With the explosion of cable TV, video games, feature films marketed to a younger demographic, and the vastness of the internet and the social media that accompanies it, it seems contemporary teens aren’t plagued with the nagging specter of boredom. Rather they’re immersed in an overload of options. The result is wave after wave of groups populated by twenty-somethings that offer music that’s somewhat hampered by an aura of rampant adultness and an awareness of exactly where it’s fitting in.

Some will hastily respond that young people have generally abandoned rock for genres like hip-hop and dubstep. But those forms are so media saturated that’s it’s highly difficult for them to grow in a vacuum, a huge part of why ‘60s garage and ‘80s hardcore proved so interesting. The worthy genre of hip-hop seems to be largely floundering (though no, it’s not “dead”), possibly due to media oversaturation, and dubstep has yet to really move this writer, though similar feelings over techno were defeated by such names at Autechre, Squarepusher, and Boards of Canada.

But maybe I’m just a rockist old codger clinging to an outmoded belief in the Underground, a zone that’s inhabited and made vital by the neglected. And the history of the rock underbelly was once frequented by teenagers that ended up there mainly because the adult world found little worth in what they were up to.

At any rate, I digress. The point is that Iceage’s music arrived like a bum-rush of late-adolescent intensity that was matched with an unusual level of skill and confidence and came attached with an articulated indifference toward the reactions of their non-peers. Yes, there was a storm of media attention. But in continuing to book small shows (the story goes that Iceage sometimes played on the floor of the club, not the stage, and that bumps and bruises were common) and retaining ties with What’s Your Rupture?, the little label that distributed New Brigade in the States, they really felt like a diamond in the rough.

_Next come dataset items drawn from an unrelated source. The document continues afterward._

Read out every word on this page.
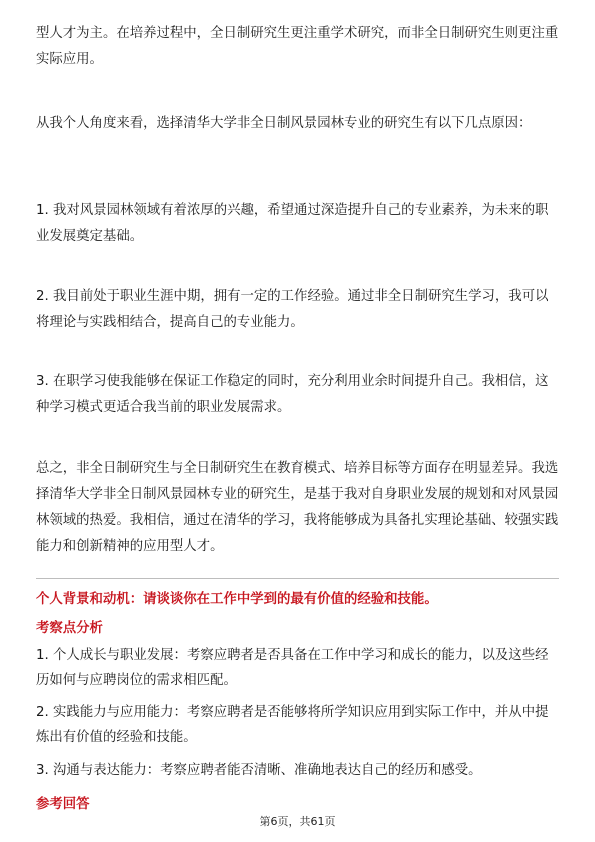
型人才为主。在培养过程中，全日制研究生更注重学术研究，而非全日制研究生则更注重实际应用。

从我个人角度来看，选择清华大学非全日制风景园林专业的研究生有以下几点原因：

1. 我对风景园林领域有着浓厚的兴趣，希望通过深造提升自己的专业素养，为未来的职业发展奠定基础。

2. 我目前处于职业生涯中期，拥有一定的工作经验。通过非全日制研究生学习，我可以将理论与实践相结合，提高自己的专业能力。

3. 在职学习使我能够在保证工作稳定的同时，充分利用业余时间提升自己。我相信，这种学习模式更适合我当前的职业发展需求。

总之，非全日制研究生与全日制研究生在教育模式、培养目标等方面存在明显差异。我选择清华大学非全日制风景园林专业的研究生，是基于我对自身职业发展的规划和对风景园林领域的热爱。我相信，通过在清华的学习，我将能够成为具备扎实理论基础、较强实践能力和创新精神的应用型人才。

个人背景和动机：请谈谈你在工作中学到的最有价值的经验和技能。

考察点分析

1. 个人成长与职业发展：考察应聘者是否具备在工作中学习和成长的能力，以及这些经历如何与应聘岗位的需求相匹配。

2. 实践能力与应用能力：考察应聘者是否能够将所学知识应用到实际工作中，并从中提炼出有价值的经验和技能。

3. 沟通与表达能力：考察应聘者能否清晰、准确地表达自己的经历和感受。

参考回答

第6页，共61页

It was sorta inevitable that some bigger company would get their hands on the outfit, and it might as well be Matador, a long-serving imprint with a solid track-record of letting musicians do their thing without meddling. The first proof that Iceage made a smart choice in stepping into the big leagues with Matador is that You’re Nothing seems designed to largely satisfy the musical needs of their immediate peer group. Those outside of it, especially folks getting their first taste of Iceage through this LP, might end up baffled to some degree.

On a purely musical level, New Brigade was an intriguing proposition. Some remarked that it was too hardcore to be post-punk and too post-punk to be hardcore. That wasn’t incorrect, but the elements of hardcore weren’t exactly formulaic. These guys just attacked their songs with an aggressive forward motion that felt like the result of copious coffee consumption. If they were in some sense hardcore, it sorta felt like an accident.

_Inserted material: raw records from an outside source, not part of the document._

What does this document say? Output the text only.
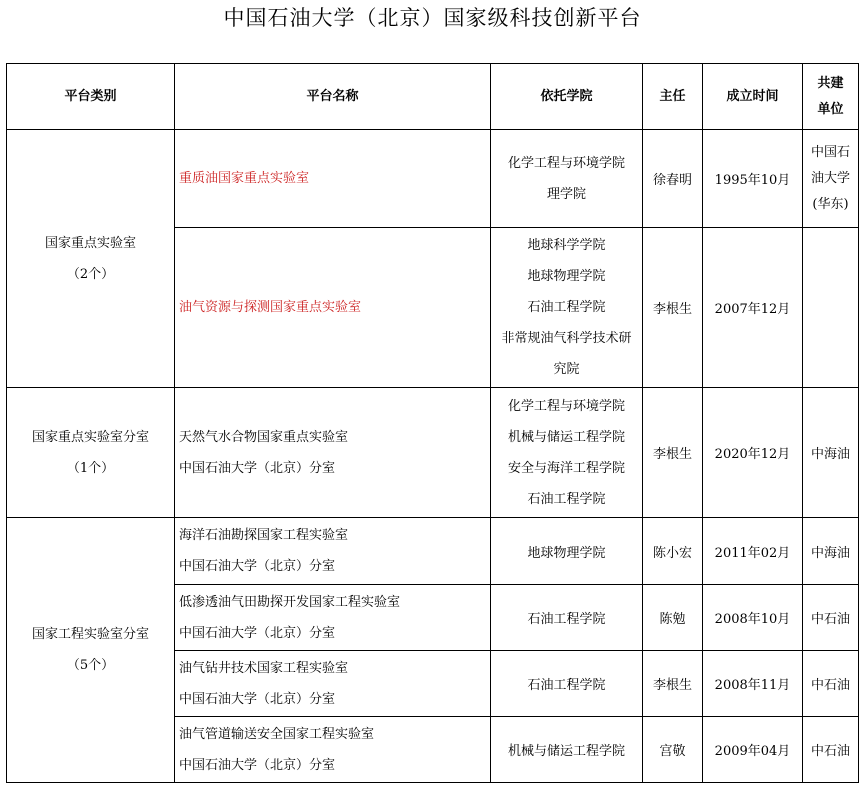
中国石油大学（北京）国家级科技创新平台
平台类别	平台名称	依托学院	主任	成立时间	共建
单位

国家重点实验室
（2个）	重质油国家重点实验室	化学工程与环境学院
理学院	徐春明	1995年10月	中国石
油大学
(华东)

	油气资源与探测国家重点实验室	地球科学学院
地球物理学院
石油工程学院
非常规油气科学技术研
究院	李根生	2007年12月	

国家重点实验室分室
（1个）	天然气水合物国家重点实验室
中国石油大学（北京）分室	化学工程与环境学院
机械与储运工程学院
安全与海洋工程学院
石油工程学院	李根生	2020年12月	中海油

国家工程实验室分室
（5个）	海洋石油勘探国家工程实验室
中国石油大学（北京）分室	地球物理学院	陈小宏	2011年02月	中海油

	低渗透油气田勘探开发国家工程实验室
中国石油大学（北京）分室	石油工程学院	陈勉	2008年10月	中石油

	油气钻井技术国家工程实验室
中国石油大学（北京）分室	石油工程学院	李根生	2008年11月	中石油

	油气管道输送安全国家工程实验室
中国石油大学（北京）分室	机械与储运工程学院	宫敬	2009年04月	中石油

But without the furiousness, their songs would’ve been merely derivative of the post-punk side of their equation. Their very name is a pretty obvious crib from a Joy Division song after all, though New Brigade sounded more informed by the strains of certain tougher bands from the dawn of the ‘80s, Killing Joke for one example. An early goth-rock vibe also occasionally entered the fray. It surely helped matters that their debut was produced by legit Danish punk Peter Peter (as in The Pumpkin Eater. He had a wife but couldn’t keep her) Schneidermann, formerly of The Sods and Sort Sol, both top-flight Scandinavian outfits.

However, it becomes apparent rather quickly on You’re Nothing that hardcore has now entered the equation as a consciously articulated style. It was probably always there of course, but nothing on New Brigade sounded kissed by the angry (and yes, youthful) tumult that exploded from early-‘80s Orange County California like so much of the proceedings do here.

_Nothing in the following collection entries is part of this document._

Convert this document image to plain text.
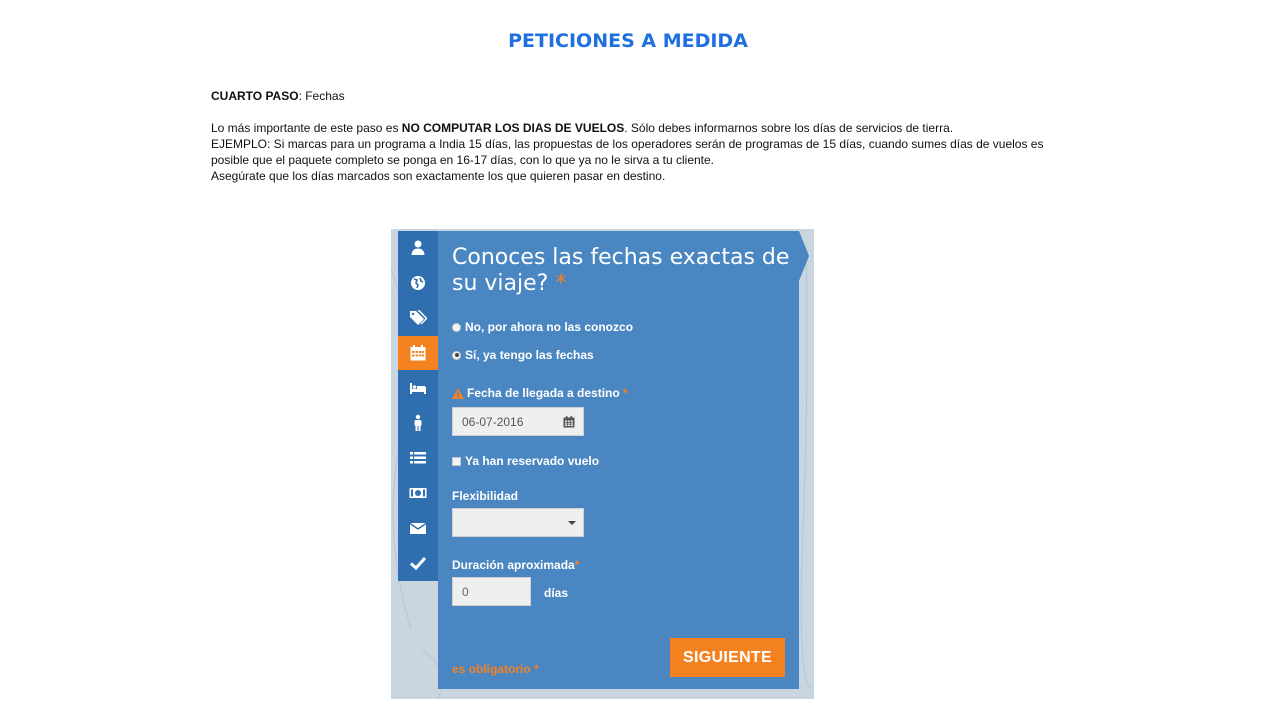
PETICIONES A MEDIDA

CUARTO PASO: Fechas

Lo más importante de este paso es NO COMPUTAR LOS DIAS DE VUELOS. Sólo debes informarnos sobre los días de servicios de tierra.

EJEMPLO: Si marcas para un programa a India 15 días, las propuestas de los operadores serán de programas de 15 días, cuando sumes días de vuelos es posible que el paquete completo se ponga en 16-17 días, con lo que ya no le sirva a tu cliente.

Asegúrate que los días marcados son exactamente los que quieren pasar en destino.

Conoces las fechas exactas de su viaje? *
No, por ahora no las conozco
Sí, ya tengo las fechas
Fecha de llegada a destino
*
06-07-2016
Ya han reservado vuelo
Flexibilidad
Duración aproximada *
0	días
es obligatorio *
SIGUIENTE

First track “Ecstasy” opens as a decidedly post-punk state of affairs, the vocals of Johan Suurballe Wieth falling into half-spoken/half-sung territory, but in under a minute comes a shift in tempo that would trigger some serious mosh-pit frenzy. It’s followed by a huge throb from bassist Jakob Tvilling Pless that’s got that post-punk doom-thang down pat, but then back comes Wieth ranting like one of the thousand spiritual sons of Darby. Repeat the cycle once and the song is over in two and a half minutes.

“Ecstasy” is still quite Euro sounding, but the next cut “Coalition” establishes a tempo that could make the approximate geography of Iceage’s origins far less clear to a newcomer. Yes, Wieth’s accent is still detectable, but to be frank a whole lot of US-born punk screamers tried sounding like they were from the other side of the pond. And Wieth’s raw-throated approach across You’re Nothing is more than a bit remindful of the brazen yawp conjured by the first couple waves of emo-core vocalists, a similarity that’s only enhanced due to the vocals being higher in the mix than before.

If the self-explanatory “Interlude” ends up sounding like an excerpt from a score to a low-budget Reagan-era action flick where some no-good renegade Commies try to steal an atomic weapon for the purposes of speeding up Armageddon, “Burning Hand” lands squarely in the middle of the same Cold War decade, falling in line with the attempts of the period’s punkers to avoid generics through the display of a slightly wider musical palate.

Back then those measures did help to considerably diversify things, but Iceage’s stabs at integrating a more pronounced hardcore execution into their earlier sound mainly leads them far closer to an air of normalcy, though thankfully they do manage to avoid the generic. Perhaps they are just listening to more records, but the brittle yet stinging atmosphere of New Brigade (a very hardcore sounding title, I agree), is on You’re Nothing (an even more HC album name, don’tcha think?) far more conventionally heavy and representative of the post-punk-meets-HC tag they were initially saddled with.

The opening moments of “In Haze” flirt with mere melodic speed-punk, but it quickly diverts into some needed angularity. Plus Wieth sings like his nostrils are impacted with cement. On the other hand, “Morals” sounds like an early-‘80s post-punk dirge produced by Phil Spector (it’s even got a piano), but it also can’t resist revving up the tempo, and it ends with drummer Dan Kjær Nielsen rehearsing for a military funeral.

Things largely continue in this vein; Wieth wildly emotes, guitarist Elias Bender Rønnenfelt rips it up while also flashing a heightened proficiency, and the rhythm team thunders while being spry enough to handle the music’s changes in direction. But where the band once felt like they were close to falling apart (not through sloppiness but by tenacious overreach), they now possess a well-practiced precision.

And yet it’s all delivered so relentlessly and with a seeming disdain for any broad crossover appeal (in the land of neo post-punk, these guys are on the opposite end of the spectrum from label-mates Interpol) that many observers outside of their current and future fan base will likely wonder over the point of it all.

That’s the one thing about Iceage that’s remained very much the same. If unhidden in the wide-open spotlight, they still seem disinterested in softening their music for a wider, more mature audience. This continues to be greasy kid stuff. I like that. And if a mild disappointment, I also like You’re Nothing. And I really like that “Rodfæstet” is sung in their native language. Personally, I’d be gassed if Wieth ditched English entirely on their next LP.

Bands in this style aren’t known for their longevity. If the overall appeal has somewhat lessened with this record, the songwriting is improving, giving hope that Iceage just might stick around for a bit.